Les enfants, quel que soit leur niveau de désorganisation structurelle, gardent en eux-mêmes le sentiment d’appartenance à une famille, à une société, à une communauté. Leur situation d’enfants en situation de rue ne saurait donc les soustraire du milieu socio-familial et culturel ordinaire, qu’ils ne s’en sont démarqués que physiquement. Leur présence en rue n’est autre que la matérialisation de leur désir de reconstitution d’un vécu traumatique, intégré en lambeaux tout simplement parce qu’ils ont fui l’adulte par instinct de survie. Malheureusement, la triste réalité est que l’enfant quitte sa famille et va se réfugier en rue où il devient son propre père et sa propre mère. Il grandit trop vite donc pour encore avoir confiance en l’adulte que nous sommes. C’est une situation douloureuse à accepter, surtout quand on tient compte du cadre socio- culturel dans lequel nous vivons. Et c’est justement parce que la situation est douloureuse, que notre responsabilité dans la situation de ces enfants se trouve indexée. Aucun parent ne serait fier de voir son enfant aller en rue. C’est pourquoi, l’obligation parentale se pose comme idéal prioritaire dans le processus de réinsertion sociale des ESR. En entendant, doit-on contraindre ces enfants à retourner dans leurs familles respectives, doit-on peut-être les récupérer tous dans des structures correctionnelles ou dites de redressement ? Les travailleurs du domaine répondraient mieux à ces questions. Ils feront l’analyse des tentatives de réinsertion forcée ou musclée, en montrant peut-être quels sont les avantages et les limites de cette approche. Ainsi, pourrons-nous constater que la question de la

réinsertion de ces enfants doit, elle aussi, évoluer selon la conception de la notion d’enfant, et celle des droits de l’enfant. Pour nous praticiens, nous retiendrons simplement qu’à tous les niveaux de la vie d’un enfant, il y a quelque chose à faire, un rôle que l’adulte doit jouer pour l’accompagner petit à petit vers l’âge adulte. Mais pour jouer convenablement ce rôle, il est nécessaire que nous soyons suffisamment outillés, motivés, et engagés pour atteindre notre but qui est celui d’aider l’enfant à résoudre ses problèmes, partout où il se trouve, même si c’est en rue qu’il dort.

Dans cette démarche, l’implication de toute la société est nécessaire, et exige de la part de chaque citoyen une participation à la hauteur de ses rapports avec les enfants en général.
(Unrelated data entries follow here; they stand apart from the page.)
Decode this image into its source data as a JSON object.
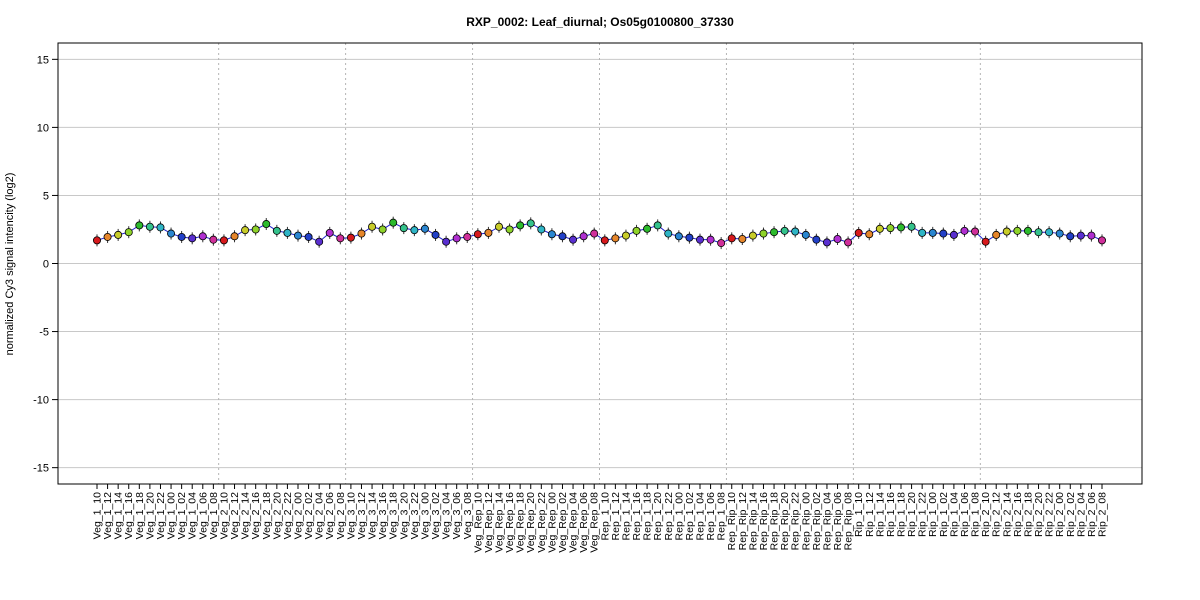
{
  "chart_data": {
    "type": "line",
    "title": "RXP_0002: Leaf_diurnal; Os05g0100800_37330",
    "ylabel": "normalized Cy3 signal intencity (log2)",
    "xlabel": "",
    "ylim": [
      -16.2,
      16.2
    ],
    "yticks": [
      -15,
      -10,
      -5,
      0,
      5,
      10,
      15
    ],
    "grid": true,
    "categories": [
      "Veg_1_10",
      "Veg_1_12",
      "Veg_1_14",
      "Veg_1_16",
      "Veg_1_18",
      "Veg_1_20",
      "Veg_1_22",
      "Veg_1_00",
      "Veg_1_02",
      "Veg_1_04",
      "Veg_1_06",
      "Veg_1_08",
      "Veg_2_10",
      "Veg_2_12",
      "Veg_2_14",
      "Veg_2_16",
      "Veg_2_18",
      "Veg_2_20",
      "Veg_2_22",
      "Veg_2_00",
      "Veg_2_02",
      "Veg_2_04",
      "Veg_2_06",
      "Veg_2_08",
      "Veg_3_10",
      "Veg_3_12",
      "Veg_3_14",
      "Veg_3_16",
      "Veg_3_18",
      "Veg_3_20",
      "Veg_3_22",
      "Veg_3_00",
      "Veg_3_02",
      "Veg_3_04",
      "Veg_3_06",
      "Veg_3_08",
      "Veg_Rep_10",
      "Veg_Rep_12",
      "Veg_Rep_14",
      "Veg_Rep_16",
      "Veg_Rep_18",
      "Veg_Rep_20",
      "Veg_Rep_22",
      "Veg_Rep_00",
      "Veg_Rep_02",
      "Veg_Rep_04",
      "Veg_Rep_06",
      "Veg_Rep_08",
      "Rep_1_10",
      "Rep_1_12",
      "Rep_1_14",
      "Rep_1_16",
      "Rep_1_18",
      "Rep_1_20",
      "Rep_1_22",
      "Rep_1_00",
      "Rep_1_02",
      "Rep_1_04",
      "Rep_1_06",
      "Rep_1_08",
      "Rep_Rip_10",
      "Rep_Rip_12",
      "Rep_Rip_14",
      "Rep_Rip_16",
      "Rep_Rip_18",
      "Rep_Rip_20",
      "Rep_Rip_22",
      "Rep_Rip_00",
      "Rep_Rip_02",
      "Rep_Rip_04",
      "Rep_Rip_06",
      "Rep_Rip_08",
      "Rip_1_10",
      "Rip_1_12",
      "Rip_1_14",
      "Rip_1_16",
      "Rip_1_18",
      "Rip_1_20",
      "Rip_1_22",
      "Rip_1_00",
      "Rip_1_02",
      "Rip_1_04",
      "Rip_1_06",
      "Rip_1_08",
      "Rip_2_10",
      "Rip_2_12",
      "Rip_2_14",
      "Rip_2_16",
      "Rip_2_18",
      "Rip_2_20",
      "Rip_2_22",
      "Rip_2_00",
      "Rip_2_02",
      "Rip_2_04",
      "Rip_2_06",
      "Rip_2_08"
    ],
    "values": [
      1.7,
      1.95,
      2.1,
      2.3,
      2.8,
      2.7,
      2.65,
      2.2,
      1.95,
      1.85,
      2.0,
      1.75,
      1.7,
      2.0,
      2.45,
      2.5,
      2.9,
      2.4,
      2.25,
      2.05,
      1.95,
      1.6,
      2.25,
      1.85,
      1.9,
      2.2,
      2.7,
      2.5,
      3.0,
      2.6,
      2.45,
      2.55,
      2.1,
      1.6,
      1.85,
      1.95,
      2.15,
      2.25,
      2.7,
      2.5,
      2.8,
      2.95,
      2.5,
      2.15,
      2.0,
      1.75,
      2.0,
      2.2,
      1.7,
      1.85,
      2.05,
      2.4,
      2.55,
      2.8,
      2.2,
      2.0,
      1.9,
      1.75,
      1.75,
      1.5,
      1.85,
      1.8,
      2.05,
      2.2,
      2.3,
      2.4,
      2.35,
      2.1,
      1.75,
      1.55,
      1.8,
      1.55,
      2.25,
      2.15,
      2.55,
      2.6,
      2.65,
      2.7,
      2.25,
      2.25,
      2.2,
      2.1,
      2.4,
      2.35,
      1.6,
      2.1,
      2.35,
      2.4,
      2.4,
      2.3,
      2.3,
      2.2,
      2.0,
      2.05,
      2.05,
      1.7
    ],
    "point_colors_by_hour": {
      "10": "#d7191c",
      "12": "#e6862b",
      "14": "#c8cc2a",
      "16": "#8fd32a",
      "18": "#2dbb2d",
      "20": "#34c28c",
      "22": "#2fb5c6",
      "00": "#2a86d0",
      "02": "#2240c8",
      "04": "#5a2fd0",
      "06": "#b02fd0",
      "08": "#d02f9a"
    },
    "line_color": "#1f1fcf",
    "group_separators_after_index": [
      11,
      23,
      35,
      47,
      59,
      71,
      83
    ]
  }
}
De façon pratique, l’approche communautaire s’investit à

protéger les ESR, en leur accordant une place sociale valorisante à travers la restauration d’une estime de soi suffisante pour une autopromotion intégrale, dans le respect de leurs droits. Ainsi, devons-nous encore préciser que cette

approche novatrice permet d’éviter les pratiques de réinsertion sociale forcée qui d’ailleurs, ont des répercussions graves sur la situation des enfants.